Hello there,
I am pretty new to Arduino programming and I want to play 16bit 22050kHz .wav Files from the SD-Card of an Adafruit Feather M0 Adalogger while the main code is running to read sensor Data and control LEDs.
I need the following features:
- playing 16bit 22050kHz .wav Files from folders
- keeping the main code running during playback and read sensor data
- functions to control continous loop, playback etc. (basically the same functions as in the TMRh20/TMRpcm library)
What is the best way implement my wishes into Arduino code? I have two ideas on the playback method but I am not sure if they will work:
- Using the onboard 10bit DAC and the Adafruit PAM8302
- Using I2S and the Adafruit MAX98357A
Regardless of my playback method I will need a library to make the playback independent from the main loop, or is there a relative easy way to implement some kind of "Multithreading" on a SAMD21 chip?
I do not want to use any additional brakout boards to my amplifier and sensor, because I am extremly resticted in space to put the finished project in.
It would be grat if someone cound give me some hints 
I read that you would prefer not to use any additional hardware, but I think if you look closely at this very small board, I think you will agree it is a good solution. DFPlayer Mini MP3 Player - DFRobot
I say it is a good solution, because it can take serial commands to play wave files stored on the local SD card on this module and not interfere with any ongoing data logging that might be happening on the SAM board. Also, it includes outputs for a small speaker, so has on-board low power audio amplifier.
Using a 10 bit DAC will produce a fairly low quality audio sound.
Paul - VK7KPA
Thanks for your reply.
I already know the DFPlayer I did not yet decide to use it because I do not know if I can open and read textfiles stored on the SD card in it.
I am trying to build my own soundboard for my show fencing lightsaber, so I do not need super high quality audio
I am using textfiles to save and modify the configuration of the lightsaber, like RGB colour profiles, so it is essential for me to be able to have acess to them.
Let me address the concurrency problem first - playing audio while other stuff happens in the foreground.
I just published this sketch: embedded-audio/8bit-sd-pwm at master · wildsparx/embedded-audio · GitHub which plays 8-bit audio - very similar to what you're trying to do.
You achieve concurrency by programming a timer interrupt on the chip at the sample rate. You may have to see what sample rates are practical on your chip, then remake the audio files at that sample rate. I used 32kHz, allowing 16kHz of bandwidth.

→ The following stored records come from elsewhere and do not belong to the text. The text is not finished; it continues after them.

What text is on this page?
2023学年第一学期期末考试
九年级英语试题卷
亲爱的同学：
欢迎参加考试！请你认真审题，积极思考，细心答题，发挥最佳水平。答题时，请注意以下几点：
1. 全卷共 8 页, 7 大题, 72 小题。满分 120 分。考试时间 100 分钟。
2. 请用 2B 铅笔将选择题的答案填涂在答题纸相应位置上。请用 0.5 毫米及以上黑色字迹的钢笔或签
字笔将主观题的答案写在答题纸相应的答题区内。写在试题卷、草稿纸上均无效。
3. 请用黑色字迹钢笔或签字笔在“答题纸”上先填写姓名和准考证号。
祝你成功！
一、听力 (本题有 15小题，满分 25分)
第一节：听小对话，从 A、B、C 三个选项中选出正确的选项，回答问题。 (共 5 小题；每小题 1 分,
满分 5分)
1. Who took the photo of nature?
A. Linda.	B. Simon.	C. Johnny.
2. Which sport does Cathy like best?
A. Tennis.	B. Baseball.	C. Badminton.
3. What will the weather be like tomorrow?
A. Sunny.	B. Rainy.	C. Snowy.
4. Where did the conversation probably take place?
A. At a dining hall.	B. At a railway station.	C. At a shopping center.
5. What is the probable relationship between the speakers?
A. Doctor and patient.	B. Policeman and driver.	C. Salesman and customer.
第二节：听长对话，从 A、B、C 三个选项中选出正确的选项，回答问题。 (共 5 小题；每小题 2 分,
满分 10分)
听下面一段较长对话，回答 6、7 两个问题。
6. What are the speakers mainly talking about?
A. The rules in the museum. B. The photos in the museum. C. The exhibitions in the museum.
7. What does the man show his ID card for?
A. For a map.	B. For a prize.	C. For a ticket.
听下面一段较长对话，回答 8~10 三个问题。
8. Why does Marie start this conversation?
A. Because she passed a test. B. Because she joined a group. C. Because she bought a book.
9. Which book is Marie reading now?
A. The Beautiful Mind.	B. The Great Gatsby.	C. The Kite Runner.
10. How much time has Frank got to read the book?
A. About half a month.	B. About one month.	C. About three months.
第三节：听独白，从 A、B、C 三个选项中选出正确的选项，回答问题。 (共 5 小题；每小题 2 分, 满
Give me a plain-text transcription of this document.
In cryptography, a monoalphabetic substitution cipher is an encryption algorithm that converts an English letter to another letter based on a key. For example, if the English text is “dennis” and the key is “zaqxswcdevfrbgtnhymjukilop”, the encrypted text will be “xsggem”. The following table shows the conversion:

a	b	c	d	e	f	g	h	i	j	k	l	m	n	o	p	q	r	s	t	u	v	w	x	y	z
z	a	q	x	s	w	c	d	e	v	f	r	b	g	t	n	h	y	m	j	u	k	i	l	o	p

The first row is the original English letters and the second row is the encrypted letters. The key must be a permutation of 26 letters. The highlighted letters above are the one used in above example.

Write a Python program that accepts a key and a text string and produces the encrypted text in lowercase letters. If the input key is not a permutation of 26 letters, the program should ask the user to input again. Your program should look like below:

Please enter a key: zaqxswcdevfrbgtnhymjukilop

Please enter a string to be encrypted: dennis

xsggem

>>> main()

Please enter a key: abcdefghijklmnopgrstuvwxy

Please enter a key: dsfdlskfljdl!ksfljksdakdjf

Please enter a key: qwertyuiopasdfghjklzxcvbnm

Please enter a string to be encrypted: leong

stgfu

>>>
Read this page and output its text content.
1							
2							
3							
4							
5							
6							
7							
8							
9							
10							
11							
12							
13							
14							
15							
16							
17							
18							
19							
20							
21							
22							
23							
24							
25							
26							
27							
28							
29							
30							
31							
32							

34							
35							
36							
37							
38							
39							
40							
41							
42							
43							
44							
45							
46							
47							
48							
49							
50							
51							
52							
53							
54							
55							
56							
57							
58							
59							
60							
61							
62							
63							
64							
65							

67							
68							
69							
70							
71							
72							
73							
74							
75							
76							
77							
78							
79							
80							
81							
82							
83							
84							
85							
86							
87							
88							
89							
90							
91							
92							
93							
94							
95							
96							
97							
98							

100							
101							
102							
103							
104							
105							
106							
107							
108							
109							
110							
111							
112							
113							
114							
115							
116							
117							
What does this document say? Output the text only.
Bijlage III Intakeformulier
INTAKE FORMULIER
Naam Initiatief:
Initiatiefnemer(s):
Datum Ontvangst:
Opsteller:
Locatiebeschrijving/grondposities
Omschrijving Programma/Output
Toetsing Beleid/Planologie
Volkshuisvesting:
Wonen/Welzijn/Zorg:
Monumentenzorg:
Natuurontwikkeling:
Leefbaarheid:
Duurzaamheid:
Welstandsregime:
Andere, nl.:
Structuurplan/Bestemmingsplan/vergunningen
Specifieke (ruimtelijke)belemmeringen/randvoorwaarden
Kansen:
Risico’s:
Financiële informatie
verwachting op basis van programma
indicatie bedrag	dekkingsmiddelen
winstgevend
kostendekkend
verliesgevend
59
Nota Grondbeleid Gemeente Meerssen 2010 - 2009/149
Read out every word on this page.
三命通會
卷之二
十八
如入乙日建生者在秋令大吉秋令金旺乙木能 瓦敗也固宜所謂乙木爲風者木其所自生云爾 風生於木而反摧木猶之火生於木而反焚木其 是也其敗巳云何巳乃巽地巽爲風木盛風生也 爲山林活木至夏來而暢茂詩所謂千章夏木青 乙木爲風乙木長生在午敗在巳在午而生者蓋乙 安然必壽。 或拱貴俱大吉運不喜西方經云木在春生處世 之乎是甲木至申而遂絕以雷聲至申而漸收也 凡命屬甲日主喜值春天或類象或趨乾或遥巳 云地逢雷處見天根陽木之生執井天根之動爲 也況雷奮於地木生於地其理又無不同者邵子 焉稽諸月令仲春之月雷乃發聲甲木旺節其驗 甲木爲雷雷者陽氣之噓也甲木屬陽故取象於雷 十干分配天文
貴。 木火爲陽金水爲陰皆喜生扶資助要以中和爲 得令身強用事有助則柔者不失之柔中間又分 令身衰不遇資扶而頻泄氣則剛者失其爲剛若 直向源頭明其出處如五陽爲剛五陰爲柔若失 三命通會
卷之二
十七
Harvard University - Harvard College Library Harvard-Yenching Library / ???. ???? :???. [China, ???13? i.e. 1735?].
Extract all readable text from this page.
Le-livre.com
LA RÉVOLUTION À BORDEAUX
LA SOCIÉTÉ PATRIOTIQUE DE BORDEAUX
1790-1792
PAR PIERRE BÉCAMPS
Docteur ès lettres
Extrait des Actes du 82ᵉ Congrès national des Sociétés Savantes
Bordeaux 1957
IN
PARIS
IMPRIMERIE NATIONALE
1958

You need an audio buffer - a region of RAM to store samples. The foreground loop shovels data from the SD card to the buffer whenever there's room. The timer interrupt takes one sample at a time from the buffer.
The bigger the buffer, the more latency between firing and hearing a sound (in general). But a bigger buffer is less likely to have glitches. Any time the foreground loop fails to keep the buffer full, you get a glitch. That's why PCs normally use a very big buffer.
I used a double buffer, 2 x 512 bytes, so we can read from the SD card without touching the "live" half of the buffer.
ISR(TIMER2_OVF_vect) gets called 32k times/second.
Hi Pyrophorx,
I wanted to address the SD card/filesystem issues. Consider ditching the FAT filesystem and just using the raw card. The card is made of 512-byte blocks. You can assign certain blocks for your color profiles, etc. and others for audio.
BTW - a wav file is just PCM with a header - you might as well drop the header; no point in writing Arduino code to parse that, when you just want the PCM and already know the format.
We have to read SD cards via SPI - the "slow" interface. (The good interface needs a license agreement) I can get 384 kB/s - enough for 4 concurrent CD-quality streams. That's raw reads. Adding in the FAT filesystem adds overhead. Remember, it's not the average block read time, it's the max block read time that counts - you don't want glitches.
Maybe start by benchmarking your reads from the card, and computing the buffer size needed to avoid glitches (underruns). If it's more RAM than you can afford, or more latency than you want, consider bypassing FAT. Better to find this issue up front than hear glitches later.